Executive compensation was too high as measured against a comprehensive benchmark study of 55 similar organizations.
Reimbursement policies were sloppy, with some of the records apparently incomplete.
The president’s wife, functioning as the development officer, was the second highest paid employee despite documented evidence of inadequate fundraising plans, efforts, and results.
SPAC fell short on building its endowment, relying too heavily on ticket sales. The auditors found no evidence of a planned giving program.
SPAC had no investment or spending policy with respect to its endowment, limited as it was.
There was no evidence of a long-term business plan despite the president’s pledge to create one after his responsibilities had been significantly reduced, leaving him additional time for developing a plan.
There may have been internal control deficiencies with respect to how large cash payments to some performers were made.
The decision to terminate the New York City Ballet was based on incomplete financial data, which, had the analysis been complete, might have actually shown that the New York City Ballet carried its weight or at least have come much closer than SPAC had suggested—it is hard to say because the audit report is unclear on the various revenue sources that the auditors apparently viewed as closing a perceived gap in funding.
Board members did not receive advance notice that the decision involving the New York City Ballet was on the agenda. Not even half of the board members attended the meeting at which the decision was made to drop the ballet.
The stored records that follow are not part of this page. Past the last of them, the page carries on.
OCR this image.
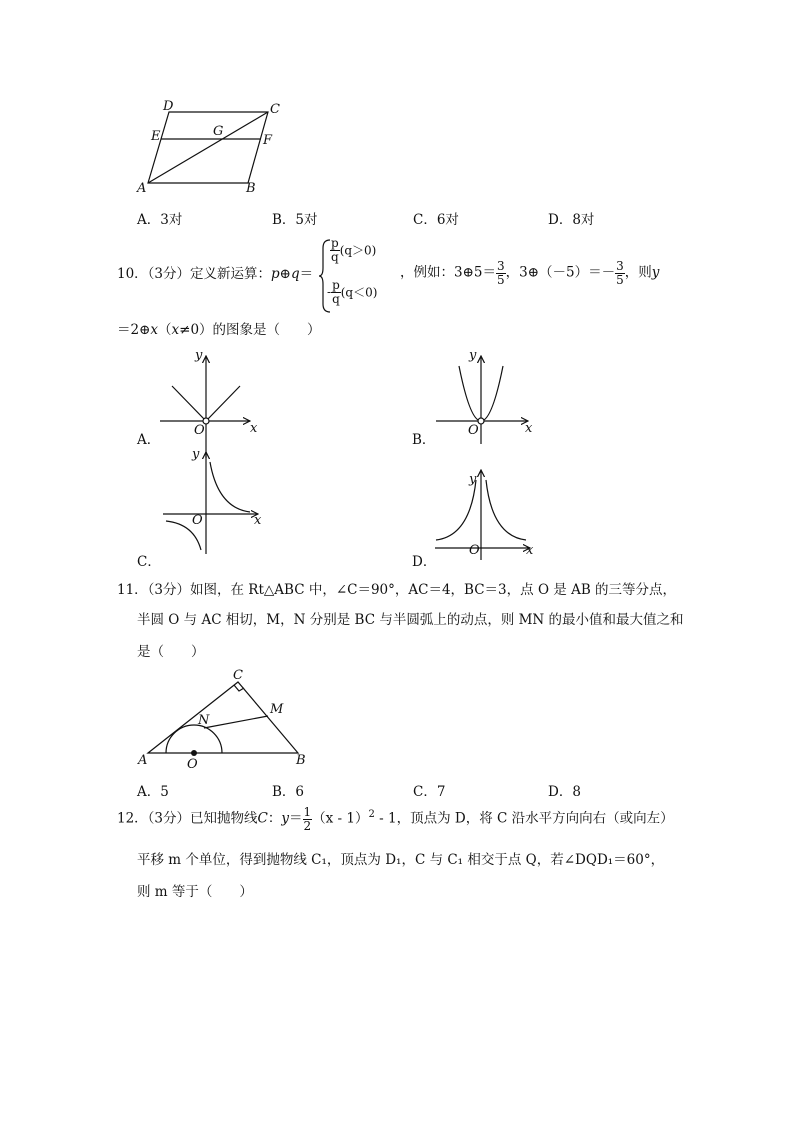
D	C
E	G
F
A	B
A．3对	B．5对	C．6对	D．8对
10．（3分）定义新运算：p⊕q＝
$\frac{p}{q} (q>0)$
- $\frac{p}{q} (q<0)$
，例如：3⊕5＝ $\frac{3}{5}$ ，3⊕（－5）＝－ $\frac{3}{5}$ ，则y
＝2⊕x（x≠0）的图象是（　　）
y
x
O
y
x
O
y
x
O
y
x
O
A．	B．
C．	D．
11．（3分）如图，在 Rt△ABC 中，∠C＝90°，AC＝4，BC＝3，点 O 是 AB 的三等分点，
半圆 O 与 AC 相切，M，N 分别是 BC 与半圆弧上的动点，则 MN 的最小值和最大值之和
是（　　）
C
M
N
A	O	B
A．5	B．6	C．7	D．8
12．（3分）已知抛物线C：$y= \frac{1}{2} (x - 1)^2 - 1$，顶点为 D，将 C 沿水平方向向右（或向左）
平移 m 个单位，得到抛物线 C₁，顶点为 D₁，C 与 C₁ 相交于点 Q，若∠DQD₁＝60°，
则 m 等于（　　）
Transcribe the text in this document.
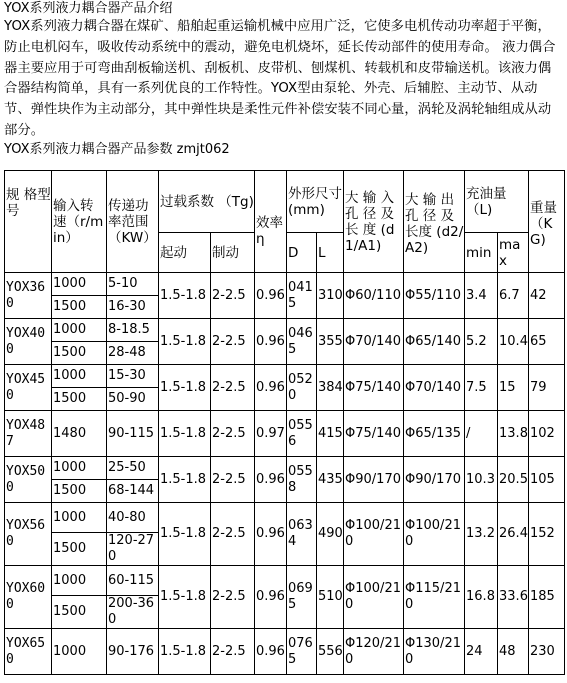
YOX系列液力耦合器产品介绍

YOX系列液力耦合器在煤矿、船舶起重运输机械中应用广泛，它使多电机传动功率超于平衡，防止电机闷车，吸收传动系统中的震动，避免电机烧坏，延长传动部件的使用寿命。 液力偶合器主要应用于可弯曲刮板输送机、刮板机、皮带机、刨煤机、转载机和皮带输送机。该液力偶合器结构简单，具有一系列优良的工作特性。YOX型由泵轮、外壳、后辅腔、主动节、从动节、弹性块作为主动部分，其中弹性块是柔性元件补偿安装不同心量，涡轮及涡轮轴组成从动部分。

YOX系列液力耦合器产品参数 zmjt062
规 格型号	输入转速（r/min）	传递功率范围（KW）	过载系数 （Tg)		效率η	外形尺寸 (mm)		大 输 入 孔 径 及 长 度 (d1/A1)	大 输 出 孔 径 及 长度 (d2/A2)	充油量 （L)		重量（KG)
			起动	制动		D	L			min	max	
YOX360	1000	5-10	1.5-1.8	2-2.5	0.96	0415	310	Φ60/110	Φ55/110	3.4	6.7	42
	1500	16-30										
YOX400	1000	8-18.5	1.5-1.8	2-2.5	0.96	0465	355	Φ70/140	Φ65/140	5.2	10.4	65
	1500	28-48										
YOX450	1000	15-30	1.5-1.8	2-2.5	0.96	0520	384	Φ75/140	Φ70/140	7.5	15	79
	1500	50-90										
YOX487	1480	90-115	1.5-1.8	2-2.5	0.97	0556	415	Φ75/140	Φ65/135	/	13.8	102
YOX500	1000	25-50	1.5-1.8	2-2.5	0.96	0558	435	Φ90/170	Φ90/170	10.3	20.5	105
	1500	68-144										
YOX560	1000	40-80	1.5-1.8	2-2.5	0.96	0634	490	Φ100/210	Φ100/210	13.2	26.4	152
	1500	120-270										
YOX600	1000	60-115	1.5-1.8	2-2.5	0.96	0695	510	Φ100/210	Φ115/210	16.8	33.6	185
	1500	200-360										
YOX650	1000	90-176	1.5-1.8	2-2.5	0.96	0765	556	Φ120/210	Φ130/210	24	48	230
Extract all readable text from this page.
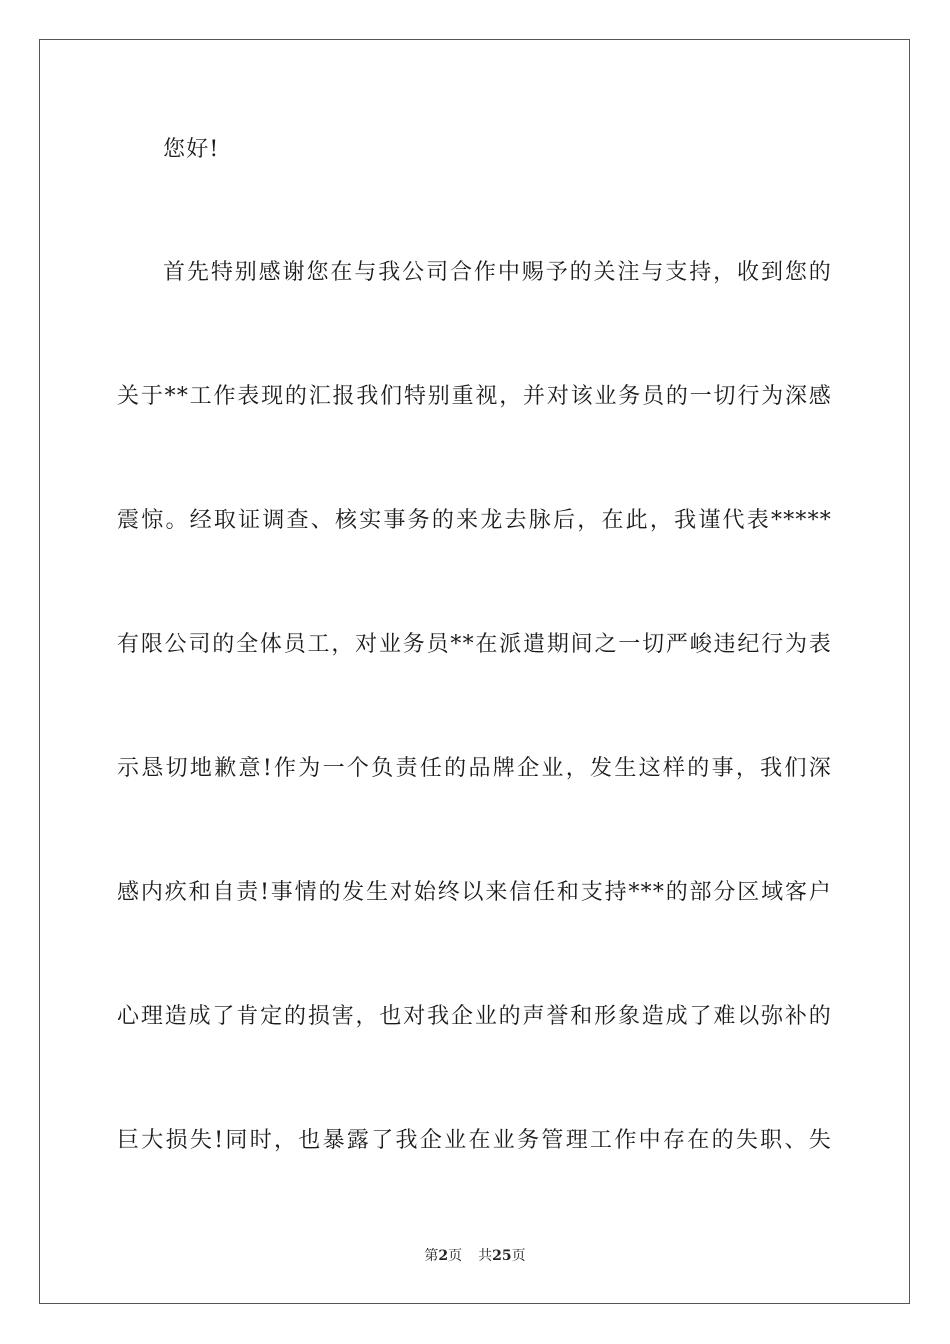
您好!
首先特别感谢您在与我公司合作中赐予的关注与支持，收到您的
关于**工作表现的汇报我们特别重视，并对该业务员的一切行为深感
震惊。经取证调查、核实事务的来龙去脉后，在此，我谨代表*****
有限公司的全体员工，对业务员**在派遣期间之一切严峻违纪行为表
示恳切地歉意!作为一个负责任的品牌企业，发生这样的事，我们深
感内疚和自责!事情的发生对始终以来信任和支持***的部分区域客户
心理造成了肯定的损害，也对我企业的声誉和形象造成了难以弥补的
巨大损失!同时，也暴露了我企业在业务管理工作中存在的失职、失
第2页 共25页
SPAC’s decision to drop the ballet was a fundamental change in mission, yet the board and officers never sought the input of a number of SPAC’s constituencies, including its landlord (New York State).
Some fundraising events and balls lost money—although this is often characteristic of these sorts of events.
Board members provided significant services to SPAC on a fee basis, raising conflict-of-interest questions.
There was no evidence of job descriptions for SPAC employees. Something clearly was wrong with SPAC.
The report focused on the board’s lack of independence and involvement. Other boards that do not want to make the same mistakes should take the time to read the OPRHP preliminary report, asking whether their organization would receive a clean bill of health if subjected to such close scrutiny. Those boards that are feeling sheepish or even embarrassed when faced with that question might want to start with the checklist in Chapter 13, but they would be better served by first reviewing the entire Guide. By no means does this Guide provide all of the answers, particularly because personalities run organizations and interact with each other while doing so, generating competition, goodwill, conflict, humor, envy, admiration, bitterness, and a whole host of other emotions. This Guide does, however, address virtually every fault raised in that truly amazing report.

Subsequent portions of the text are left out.